Friday, September 21, 2007

Hood-healthy

My health class in high school was taught by a woman with a whole mouthful of false teeth. I guess that’s not so odd considering the existence of husky gym teachers and brutal irony, but it still lead me to believe that she didn’t know what she was talking about. She gave us the basic food pyramid thing and lamented about the importance of a good breakfast, but no real insight one would expect from a health class.

Before taking the class the class I knew that brown rice was better than white rice, fruit punch was not fruit juice and that candy at 7:30 am is not the breakfast of champs. Why? I come from a middle-class family and I learned these things from my nutrition savvy mother. It’s not common sense -- healthy eating is a learned lifestyle.

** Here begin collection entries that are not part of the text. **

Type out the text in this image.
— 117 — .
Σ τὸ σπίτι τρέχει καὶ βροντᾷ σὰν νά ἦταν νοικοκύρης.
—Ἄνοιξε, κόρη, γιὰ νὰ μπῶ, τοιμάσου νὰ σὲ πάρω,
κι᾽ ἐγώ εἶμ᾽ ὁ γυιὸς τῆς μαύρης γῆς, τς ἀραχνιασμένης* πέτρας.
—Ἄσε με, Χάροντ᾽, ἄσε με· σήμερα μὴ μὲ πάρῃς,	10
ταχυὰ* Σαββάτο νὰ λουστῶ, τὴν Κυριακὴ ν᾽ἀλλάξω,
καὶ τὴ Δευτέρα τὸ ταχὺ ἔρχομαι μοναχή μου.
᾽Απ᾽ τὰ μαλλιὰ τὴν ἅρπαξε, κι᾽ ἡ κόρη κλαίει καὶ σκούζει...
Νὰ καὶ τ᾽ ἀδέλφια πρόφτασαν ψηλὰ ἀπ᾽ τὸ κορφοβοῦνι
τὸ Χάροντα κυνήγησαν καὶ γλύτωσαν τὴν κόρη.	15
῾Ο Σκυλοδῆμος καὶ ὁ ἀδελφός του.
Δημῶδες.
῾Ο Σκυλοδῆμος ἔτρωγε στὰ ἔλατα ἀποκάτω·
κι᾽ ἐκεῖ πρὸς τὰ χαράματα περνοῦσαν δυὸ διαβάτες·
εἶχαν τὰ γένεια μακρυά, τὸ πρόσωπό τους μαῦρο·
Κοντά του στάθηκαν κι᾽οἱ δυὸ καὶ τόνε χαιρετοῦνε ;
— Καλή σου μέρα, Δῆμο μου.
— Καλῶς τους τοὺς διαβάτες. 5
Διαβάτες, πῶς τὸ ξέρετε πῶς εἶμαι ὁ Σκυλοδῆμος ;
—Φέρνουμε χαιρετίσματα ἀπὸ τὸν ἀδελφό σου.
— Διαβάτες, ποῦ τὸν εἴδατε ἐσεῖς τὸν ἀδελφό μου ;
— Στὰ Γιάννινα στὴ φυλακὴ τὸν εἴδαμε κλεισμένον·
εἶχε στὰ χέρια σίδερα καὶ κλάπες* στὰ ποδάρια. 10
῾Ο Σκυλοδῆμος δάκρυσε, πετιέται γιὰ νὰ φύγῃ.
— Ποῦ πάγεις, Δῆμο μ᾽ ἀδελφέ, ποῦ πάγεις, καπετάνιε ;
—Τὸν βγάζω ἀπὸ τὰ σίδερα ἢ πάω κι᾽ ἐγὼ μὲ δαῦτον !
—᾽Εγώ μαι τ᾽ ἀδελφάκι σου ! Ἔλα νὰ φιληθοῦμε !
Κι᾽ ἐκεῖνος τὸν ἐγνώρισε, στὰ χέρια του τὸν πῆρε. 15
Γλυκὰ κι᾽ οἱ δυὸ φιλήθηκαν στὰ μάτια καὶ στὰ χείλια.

I relied on neighborhood coffee when I first started teaching here to give me that perk a teacher needs from 7:30-3:10. I wasn’t surprised that I couldn’t get it with skim milk, but was surprised at the bodega at 7am: kids buying every type of sugary candy they could pick up for a buck.

It seemed like a woebegone Wall Street where, instead of traders frantically trying to buy stocks of Intel or Apple, kids were frantically calling for x amount of Now-and-Laters or Swedish Fish. It’s quite a scene.



GIMME SOME NOW N LATERS DOGG

A co-worker and I once had a chat on how wrong this was and attributed it to why our kids were so wild in the morning. Of course! They get that initial rush of sugar and then crash at around 10 a.m. I don’t need some toothless health teacher to help me out with that one. It’s common sense.

But this oppressive cycle makes sense to me now. It’s easy to blame the kids or parents for this, but the NYC schools are poor models of healthy eating.

Every now and again, I’m exiled from my room (one of the more sizable rooms in the school) for parent teacher conferences. We recently had our first one of the year and I helped with the planning, which mostly involved setting up a few rows of chairs.

At the conference, the parents were served a platter of Twinkies, cupcakes, cookies and doughnuts. There was also orange juice, but the fruit platter apparently cost too much. Twinkies at 10am? SURE! Everything was gone by noon except for a bit of cranberry apple juice that I managed to swipe. Trickle down ignorance at its best.

I can give a few more vignettes about how bad it can get. If I don’t have a coffee by around 10 am, I usually wander to the vending machine to get something to keep me going. Ya know, a bag of peanuts or a diet cola or whatev.


Co-worker: Diet soda, Francis? You’re so healthy!
Francis: Not at all - just need that lil perk. It’s still bad for you. Nahmean?
Co-worker: I hear you
Francis: Truth.
Co-worker: Truth.


But once you have the knowledge of how to eat from the tree of life, come to Brownsville for some of the local cuisine.